Tarot's association with divination began in the late eighteenth century, when French occultists like Antoine Court de Gébelin proposed that the cards encoded ancient Egyptian wisdom. They didn't—that was entirely made up—but the idea stuck, and within a few decades tarot had been fully adopted by esoteric traditions across Europe. The Rider-Waite-Smith deck, published in 1909, made tarot accessible to a mass audience for the first time by illustrating every card with symbolic imagery, not just the trumps.

How a Deck Is Structured

A standard tarot deck contains 78 cards. The 22 Major Arcana represent archetypal life passages—The Fool's journey from innocence through experience to integration. The 56 Minor Arcana are divided into four suits (Wands, Cups, Swords, Pentacles), each running from Ace through Ten plus four court cards (Page, Knight, Queen, King). The suits correspond roughly to the classical elements: fire, water, air, and earth.

What Happens in a Reading

A tarot reading is structured around a spread—a specific arrangement of cards where each position carries a defined meaning. A simple three-card spread might represent past, present, and future. A Celtic Cross uses ten cards to examine a situation from every angle. The reader interprets each card in context: what it means in that position, how it relates to the cards around it, and what pattern emerges from the whole layout.

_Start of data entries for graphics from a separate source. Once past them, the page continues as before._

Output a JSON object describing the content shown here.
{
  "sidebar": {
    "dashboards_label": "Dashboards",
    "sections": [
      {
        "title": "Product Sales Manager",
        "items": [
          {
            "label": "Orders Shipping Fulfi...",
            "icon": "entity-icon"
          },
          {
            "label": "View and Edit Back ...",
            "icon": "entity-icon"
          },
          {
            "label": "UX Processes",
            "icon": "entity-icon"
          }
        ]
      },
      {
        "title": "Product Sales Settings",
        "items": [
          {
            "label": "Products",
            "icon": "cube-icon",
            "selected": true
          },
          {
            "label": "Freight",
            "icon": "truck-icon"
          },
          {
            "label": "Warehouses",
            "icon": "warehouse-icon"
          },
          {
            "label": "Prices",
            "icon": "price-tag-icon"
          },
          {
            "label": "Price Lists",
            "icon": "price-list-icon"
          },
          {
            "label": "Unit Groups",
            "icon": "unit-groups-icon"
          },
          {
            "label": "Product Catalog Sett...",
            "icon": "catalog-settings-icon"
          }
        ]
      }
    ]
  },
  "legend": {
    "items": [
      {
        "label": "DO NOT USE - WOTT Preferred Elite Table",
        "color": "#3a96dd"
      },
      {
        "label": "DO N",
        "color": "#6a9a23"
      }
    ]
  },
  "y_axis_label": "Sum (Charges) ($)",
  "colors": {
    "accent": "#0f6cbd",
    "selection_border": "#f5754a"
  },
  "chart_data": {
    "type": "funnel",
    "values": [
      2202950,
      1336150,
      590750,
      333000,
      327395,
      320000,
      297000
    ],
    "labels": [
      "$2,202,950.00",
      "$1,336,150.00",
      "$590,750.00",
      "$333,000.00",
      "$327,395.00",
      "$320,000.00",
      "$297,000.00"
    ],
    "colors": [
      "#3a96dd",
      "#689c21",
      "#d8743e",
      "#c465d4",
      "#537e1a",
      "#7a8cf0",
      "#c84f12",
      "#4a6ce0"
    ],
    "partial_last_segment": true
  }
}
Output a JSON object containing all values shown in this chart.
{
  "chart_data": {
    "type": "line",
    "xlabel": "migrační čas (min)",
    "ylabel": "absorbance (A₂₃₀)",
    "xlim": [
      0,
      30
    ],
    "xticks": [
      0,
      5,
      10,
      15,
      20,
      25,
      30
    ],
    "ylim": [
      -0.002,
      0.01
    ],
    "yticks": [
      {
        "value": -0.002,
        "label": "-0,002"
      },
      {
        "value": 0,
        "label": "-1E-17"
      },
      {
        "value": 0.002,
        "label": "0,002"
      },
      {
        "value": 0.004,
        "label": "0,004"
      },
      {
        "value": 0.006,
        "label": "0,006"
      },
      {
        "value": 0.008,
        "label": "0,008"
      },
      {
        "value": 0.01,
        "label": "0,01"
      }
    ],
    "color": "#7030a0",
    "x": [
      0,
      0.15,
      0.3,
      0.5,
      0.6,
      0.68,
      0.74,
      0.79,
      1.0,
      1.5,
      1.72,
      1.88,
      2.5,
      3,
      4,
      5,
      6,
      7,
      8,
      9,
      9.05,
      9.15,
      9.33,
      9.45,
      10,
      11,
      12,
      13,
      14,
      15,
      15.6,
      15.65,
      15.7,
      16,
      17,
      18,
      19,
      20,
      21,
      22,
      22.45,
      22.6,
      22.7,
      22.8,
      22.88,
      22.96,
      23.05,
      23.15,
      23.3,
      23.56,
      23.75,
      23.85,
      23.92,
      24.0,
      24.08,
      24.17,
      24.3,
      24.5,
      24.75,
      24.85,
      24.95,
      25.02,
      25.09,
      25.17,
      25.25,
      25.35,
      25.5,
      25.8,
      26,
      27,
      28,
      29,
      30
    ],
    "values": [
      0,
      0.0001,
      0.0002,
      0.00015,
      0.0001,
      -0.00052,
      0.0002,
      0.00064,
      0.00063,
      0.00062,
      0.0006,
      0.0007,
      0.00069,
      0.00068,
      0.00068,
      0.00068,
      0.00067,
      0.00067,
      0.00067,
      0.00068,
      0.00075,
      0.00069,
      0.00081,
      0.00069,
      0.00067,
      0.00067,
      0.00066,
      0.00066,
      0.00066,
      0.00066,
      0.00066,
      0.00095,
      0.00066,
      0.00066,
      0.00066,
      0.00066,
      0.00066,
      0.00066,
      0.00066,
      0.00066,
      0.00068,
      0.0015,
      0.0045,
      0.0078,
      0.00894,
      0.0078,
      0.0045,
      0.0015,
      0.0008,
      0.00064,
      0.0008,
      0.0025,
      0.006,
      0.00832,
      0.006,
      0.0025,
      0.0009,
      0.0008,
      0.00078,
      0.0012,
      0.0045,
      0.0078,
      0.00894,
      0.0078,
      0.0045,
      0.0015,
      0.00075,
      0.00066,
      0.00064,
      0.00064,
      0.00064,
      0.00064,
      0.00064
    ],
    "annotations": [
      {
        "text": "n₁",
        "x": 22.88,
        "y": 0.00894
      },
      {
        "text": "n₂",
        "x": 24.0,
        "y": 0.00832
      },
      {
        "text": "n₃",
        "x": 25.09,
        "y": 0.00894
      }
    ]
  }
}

Cards can appear upright or reversed (upside-down), which modifies their meaning. A reversed card doesn't mean the opposite of the upright meaning—it usually indicates that the energy of the card is blocked, internalized, or working in a subtler way.

What Tarot Is Not

Tarot does not predict a fixed future. It reads the energies present now and the trajectories they suggest. A good reading tells you what you're working with, not what will happen to you. The value is in the clarity—seeing your situation mapped out in symbolic language often reveals what you already knew but hadn't been able to articulate.

Whether you approach tarot as a spiritual practice, a psychological tool, or simply a framework for structured reflection, the mechanism is the same: the cards give you a language for the things that are hard to say plainly.